The official methods for disabling auto-fill do not work

The official way of turning off browser auto-fill is to set autocomplete=”off” on the input or the parent form element. Unfortunately, this isn’t respected by all browsers. One browser has decided to ignore the website author’s request — despite many examples where their auto-fill breaks services.

This leaves us, like many other projects, investigating hacks to work around the browsers.

Things we tried

We tried various solutions, including:

  • setting autcomplete attribute to off, disabled, new-password
  • setting the autocomplete attribute to a non-standard value
  • changing the name of the field

Ultimately, it seems that if browsers see the same combination of field name / type / autocomplete attribute repeatedly, they’ll start to try to auto-fill it.

Our solution

Our current working solution (view on GitHub) is to randomise the name attribute on page load, and restore it before submitting it. As the name is randomised each time, browsers will treat it as a new field they’ve not seen before.

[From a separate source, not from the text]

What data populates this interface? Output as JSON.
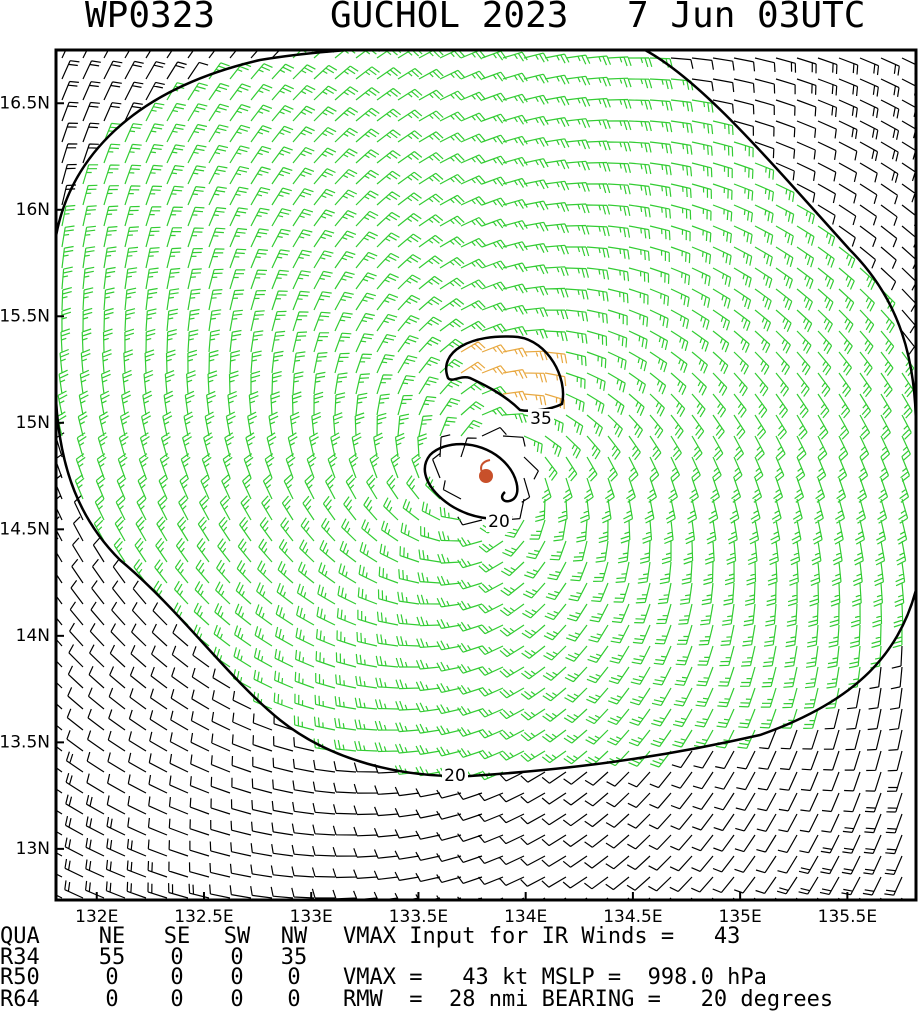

We also set the autocomplete attribute to a non-standard value. In testing we found that off or any valid value would mean that this solution would not work.

How to use

Include this javascript in your page. For each input you do not want auto-filled, add the attribute data-js-disable-browser-autofill="on". You can also add this to the parent form to disable auto-fill for all inputs within a form.

We’ve been using this solution for 6 months, with good results. Users have not reported this auto-fill issue again since then — and it’s been more robust than any other solution we’ve found.

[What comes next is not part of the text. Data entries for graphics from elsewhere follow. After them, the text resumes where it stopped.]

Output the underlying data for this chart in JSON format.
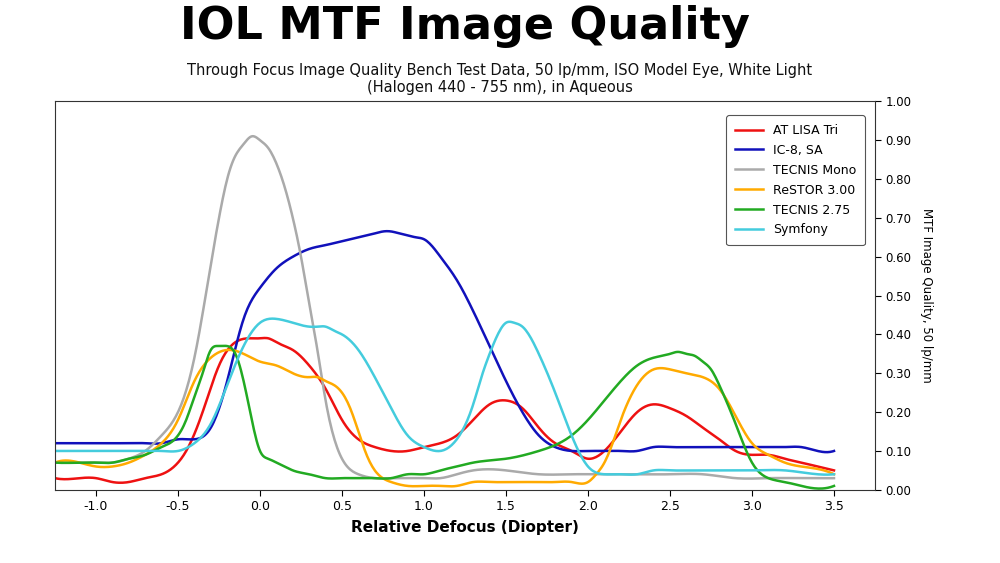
{
  "title": "IOL MTF Image Quality",
  "subtitle_line1": "Through Focus Image Quality Bench Test Data, 50 lp/mm, ISO Model Eye, White Light",
  "subtitle_line2": "(Halogen 440 - 755 nm), in Aqueous",
  "xlabel": "Relative Defocus (Diopter)",
  "ylabel": "MTF Image Quality, 50 lp/mm",
  "xlim": [
    -1.25,
    3.75
  ],
  "ylim": [
    0.0,
    1.0
  ],
  "xticks": [
    -1.0,
    -0.5,
    0.0,
    0.5,
    1.0,
    1.5,
    2.0,
    2.5,
    3.0,
    3.5
  ],
  "yticks_right": [
    0.0,
    0.1,
    0.2,
    0.3,
    0.4,
    0.5,
    0.6,
    0.7,
    0.8,
    0.9,
    1.0
  ],
  "background_color": "#ffffff",
  "title_fontsize": 32,
  "subtitle_fontsize": 10.5,
  "series": [
    {
      "name": "AT LISA Tri",
      "color": "#ee1111",
      "linewidth": 1.8,
      "x": [
        -1.25,
        -1.1,
        -1.0,
        -0.9,
        -0.8,
        -0.7,
        -0.6,
        -0.5,
        -0.45,
        -0.35,
        -0.25,
        -0.15,
        -0.05,
        0.0,
        0.05,
        0.1,
        0.15,
        0.2,
        0.3,
        0.4,
        0.5,
        0.6,
        0.7,
        0.8,
        0.9,
        1.0,
        1.1,
        1.2,
        1.3,
        1.4,
        1.5,
        1.6,
        1.7,
        1.8,
        1.9,
        2.0,
        2.1,
        2.2,
        2.3,
        2.4,
        2.5,
        2.6,
        2.7,
        2.8,
        2.9,
        3.0,
        3.1,
        3.2,
        3.3,
        3.4,
        3.5
      ],
      "y": [
        0.03,
        0.03,
        0.03,
        0.02,
        0.02,
        0.03,
        0.04,
        0.07,
        0.1,
        0.2,
        0.32,
        0.38,
        0.39,
        0.39,
        0.39,
        0.38,
        0.37,
        0.36,
        0.32,
        0.26,
        0.18,
        0.13,
        0.11,
        0.1,
        0.1,
        0.11,
        0.12,
        0.14,
        0.18,
        0.22,
        0.23,
        0.21,
        0.16,
        0.12,
        0.1,
        0.08,
        0.1,
        0.15,
        0.2,
        0.22,
        0.21,
        0.19,
        0.16,
        0.13,
        0.1,
        0.09,
        0.09,
        0.08,
        0.07,
        0.06,
        0.05
      ]
    },
    {
      "name": "IC-8, SA",
      "color": "#1111bb",
      "linewidth": 1.8,
      "x": [
        -1.25,
        -1.1,
        -1.0,
        -0.9,
        -0.8,
        -0.7,
        -0.6,
        -0.5,
        -0.4,
        -0.3,
        -0.2,
        -0.1,
        0.0,
        0.1,
        0.2,
        0.3,
        0.4,
        0.5,
        0.55,
        0.6,
        0.65,
        0.7,
        0.75,
        0.8,
        0.85,
        0.9,
        0.95,
        1.0,
        1.1,
        1.2,
        1.3,
        1.4,
        1.5,
        1.6,
        1.7,
        1.8,
        1.9,
        2.0,
        2.1,
        2.2,
        2.3,
        2.4,
        2.5,
        2.6,
        2.7,
        2.8,
        2.9,
        3.0,
        3.1,
        3.2,
        3.3,
        3.4,
        3.5
      ],
      "y": [
        0.12,
        0.12,
        0.12,
        0.12,
        0.12,
        0.12,
        0.12,
        0.13,
        0.13,
        0.16,
        0.28,
        0.44,
        0.52,
        0.57,
        0.6,
        0.62,
        0.63,
        0.64,
        0.645,
        0.65,
        0.655,
        0.66,
        0.665,
        0.665,
        0.66,
        0.655,
        0.65,
        0.645,
        0.6,
        0.54,
        0.46,
        0.37,
        0.28,
        0.2,
        0.14,
        0.11,
        0.1,
        0.1,
        0.1,
        0.1,
        0.1,
        0.11,
        0.11,
        0.11,
        0.11,
        0.11,
        0.11,
        0.11,
        0.11,
        0.11,
        0.11,
        0.1,
        0.1
      ]
    },
    {
      "name": "TECNIS Mono",
      "color": "#aaaaaa",
      "linewidth": 1.8,
      "x": [
        -1.25,
        -1.1,
        -1.0,
        -0.9,
        -0.8,
        -0.7,
        -0.6,
        -0.5,
        -0.4,
        -0.3,
        -0.25,
        -0.2,
        -0.15,
        -0.1,
        -0.05,
        0.0,
        0.05,
        0.1,
        0.15,
        0.2,
        0.25,
        0.3,
        0.35,
        0.4,
        0.5,
        0.6,
        0.7,
        0.8,
        0.9,
        1.0,
        1.1,
        1.2,
        1.3,
        1.5,
        1.7,
        1.9,
        2.1,
        2.3,
        2.5,
        2.7,
        2.9,
        3.1,
        3.3,
        3.5
      ],
      "y": [
        0.07,
        0.07,
        0.07,
        0.07,
        0.08,
        0.1,
        0.14,
        0.2,
        0.34,
        0.58,
        0.7,
        0.8,
        0.86,
        0.89,
        0.91,
        0.9,
        0.88,
        0.84,
        0.78,
        0.7,
        0.6,
        0.48,
        0.36,
        0.23,
        0.08,
        0.04,
        0.03,
        0.03,
        0.03,
        0.03,
        0.03,
        0.04,
        0.05,
        0.05,
        0.04,
        0.04,
        0.04,
        0.04,
        0.04,
        0.04,
        0.03,
        0.03,
        0.03,
        0.03
      ]
    },
    {
      "name": "ReSTOR 3.00",
      "color": "#ffaa00",
      "linewidth": 1.8,
      "x": [
        -1.25,
        -1.1,
        -1.0,
        -0.9,
        -0.8,
        -0.7,
        -0.6,
        -0.5,
        -0.4,
        -0.3,
        -0.2,
        -0.1,
        0.0,
        0.1,
        0.2,
        0.3,
        0.35,
        0.4,
        0.45,
        0.5,
        0.55,
        0.6,
        0.65,
        0.7,
        0.8,
        0.9,
        1.0,
        1.1,
        1.2,
        1.3,
        1.4,
        1.5,
        1.6,
        1.7,
        1.8,
        1.9,
        2.0,
        2.05,
        2.1,
        2.15,
        2.2,
        2.3,
        2.4,
        2.5,
        2.6,
        2.7,
        2.8,
        2.9,
        3.0,
        3.1,
        3.2,
        3.3,
        3.5
      ],
      "y": [
        0.07,
        0.07,
        0.06,
        0.06,
        0.07,
        0.09,
        0.12,
        0.18,
        0.28,
        0.34,
        0.36,
        0.35,
        0.33,
        0.32,
        0.3,
        0.29,
        0.29,
        0.28,
        0.27,
        0.25,
        0.21,
        0.15,
        0.09,
        0.05,
        0.02,
        0.01,
        0.01,
        0.01,
        0.01,
        0.02,
        0.02,
        0.02,
        0.02,
        0.02,
        0.02,
        0.02,
        0.02,
        0.04,
        0.07,
        0.12,
        0.18,
        0.27,
        0.31,
        0.31,
        0.3,
        0.29,
        0.26,
        0.19,
        0.12,
        0.09,
        0.07,
        0.06,
        0.04
      ]
    },
    {
      "name": "TECNIS 2.75",
      "color": "#22aa22",
      "linewidth": 1.8,
      "x": [
        -1.25,
        -1.1,
        -1.0,
        -0.9,
        -0.8,
        -0.7,
        -0.6,
        -0.55,
        -0.5,
        -0.45,
        -0.4,
        -0.35,
        -0.3,
        -0.25,
        -0.2,
        -0.15,
        -0.1,
        -0.05,
        0.0,
        0.05,
        0.1,
        0.15,
        0.2,
        0.3,
        0.4,
        0.5,
        0.6,
        0.7,
        0.8,
        0.9,
        1.0,
        1.1,
        1.2,
        1.3,
        1.5,
        1.7,
        1.9,
        2.0,
        2.1,
        2.2,
        2.3,
        2.4,
        2.5,
        2.55,
        2.6,
        2.65,
        2.7,
        2.75,
        2.8,
        2.9,
        3.0,
        3.1,
        3.2,
        3.3,
        3.5
      ],
      "y": [
        0.07,
        0.07,
        0.07,
        0.07,
        0.08,
        0.09,
        0.11,
        0.12,
        0.14,
        0.18,
        0.24,
        0.3,
        0.36,
        0.37,
        0.37,
        0.35,
        0.28,
        0.18,
        0.1,
        0.08,
        0.07,
        0.06,
        0.05,
        0.04,
        0.03,
        0.03,
        0.03,
        0.03,
        0.03,
        0.04,
        0.04,
        0.05,
        0.06,
        0.07,
        0.08,
        0.1,
        0.14,
        0.18,
        0.23,
        0.28,
        0.32,
        0.34,
        0.35,
        0.355,
        0.35,
        0.345,
        0.33,
        0.31,
        0.27,
        0.17,
        0.07,
        0.03,
        0.02,
        0.01,
        0.01
      ]
    },
    {
      "name": "Symfony",
      "color": "#44ccdd",
      "linewidth": 1.8,
      "x": [
        -1.25,
        -1.1,
        -1.0,
        -0.9,
        -0.8,
        -0.7,
        -0.6,
        -0.5,
        -0.4,
        -0.3,
        -0.2,
        -0.1,
        0.0,
        0.1,
        0.2,
        0.3,
        0.35,
        0.4,
        0.45,
        0.5,
        0.6,
        0.7,
        0.8,
        0.9,
        1.0,
        1.1,
        1.2,
        1.3,
        1.35,
        1.4,
        1.45,
        1.5,
        1.55,
        1.6,
        1.7,
        1.8,
        1.9,
        2.0,
        2.1,
        2.2,
        2.3,
        2.4,
        2.5,
        2.6,
        2.7,
        2.8,
        2.9,
        3.0,
        3.2,
        3.4,
        3.5
      ],
      "y": [
        0.1,
        0.1,
        0.1,
        0.1,
        0.1,
        0.1,
        0.1,
        0.1,
        0.12,
        0.17,
        0.27,
        0.37,
        0.43,
        0.44,
        0.43,
        0.42,
        0.42,
        0.42,
        0.41,
        0.4,
        0.36,
        0.29,
        0.21,
        0.14,
        0.11,
        0.1,
        0.13,
        0.22,
        0.29,
        0.35,
        0.4,
        0.43,
        0.43,
        0.42,
        0.35,
        0.25,
        0.14,
        0.06,
        0.04,
        0.04,
        0.04,
        0.05,
        0.05,
        0.05,
        0.05,
        0.05,
        0.05,
        0.05,
        0.05,
        0.04,
        0.04
      ]
    }
  ]
}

With the GOV.UK Design System

If you’re using the Design System macros, you can add the attribute like this:

{{ govukInput({
  label: {
    text: "What is the name of the event?",
    classes: "govuk-label--l",
    isPageHeading: true
  },
  id: "event-name",
  name: "event-name",
  attributes: {
   "data-js-disable-browser-autofill": "on"
  }
}) }}

Or in a form like this:

  <form method="POST" data-js-disable-browser-autofill="on">
    {# Your inputs here #}
  </form>

Potential downsides of our solution

Accessibility

The solution relies on the autocomplete attribute being set to a non-standard value. This could be said to be a fail of WCAG 1.3.5: Identify Input Purpose.

Our team has decided that this is an acceptable trade off — that we believe the impact of a non-standard value is minimal and the value of disabling auto-fill is greater. However, we’ve mentioned it in our accessibility statement.

Javascript

The solution uses javascript as the simplest way to randomise the name, but users who do not receive our javascript may still see auto-fill.

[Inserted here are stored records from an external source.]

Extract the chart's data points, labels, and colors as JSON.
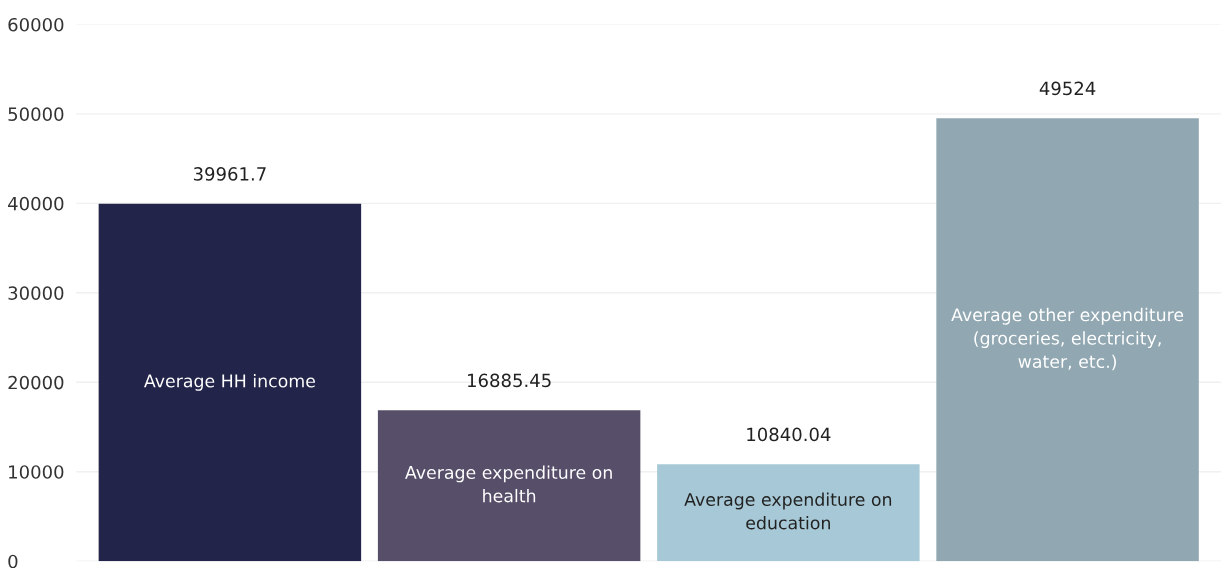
{
  "chart_data": {
    "type": "bar",
    "categories": [
      "Average HH income",
      "Average expenditure on\nhealth",
      "Average expenditure on\neducation",
      "Average other expenditure\n(groceries, electricity,\nwater, etc.)"
    ],
    "values": [
      39961.7,
      16885.45,
      10840.04,
      49524
    ],
    "colors": [
      "#23244a",
      "#574f6a",
      "#a7c8d6",
      "#91a7b2"
    ],
    "ylim": [
      0,
      60000
    ],
    "yticks": [
      0,
      10000,
      20000,
      30000,
      40000,
      50000,
      60000
    ],
    "grid": "y",
    "data_labels": true
  }
}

If something were to go wrong with the javascript, the impact could be that data would not get successfully submitted to the server. However, the javascript is simple, and we have good monitoring in place to know if this were to happen.

Alternate solutions

Instead of client-side javascript, a service could append a random string to the name on the server when sending the html. This would remove the javascript requirement, but would require more work in matching up the responses as they came in. For our service, we decided that the simpler solution of client-side javascript would meet our needs.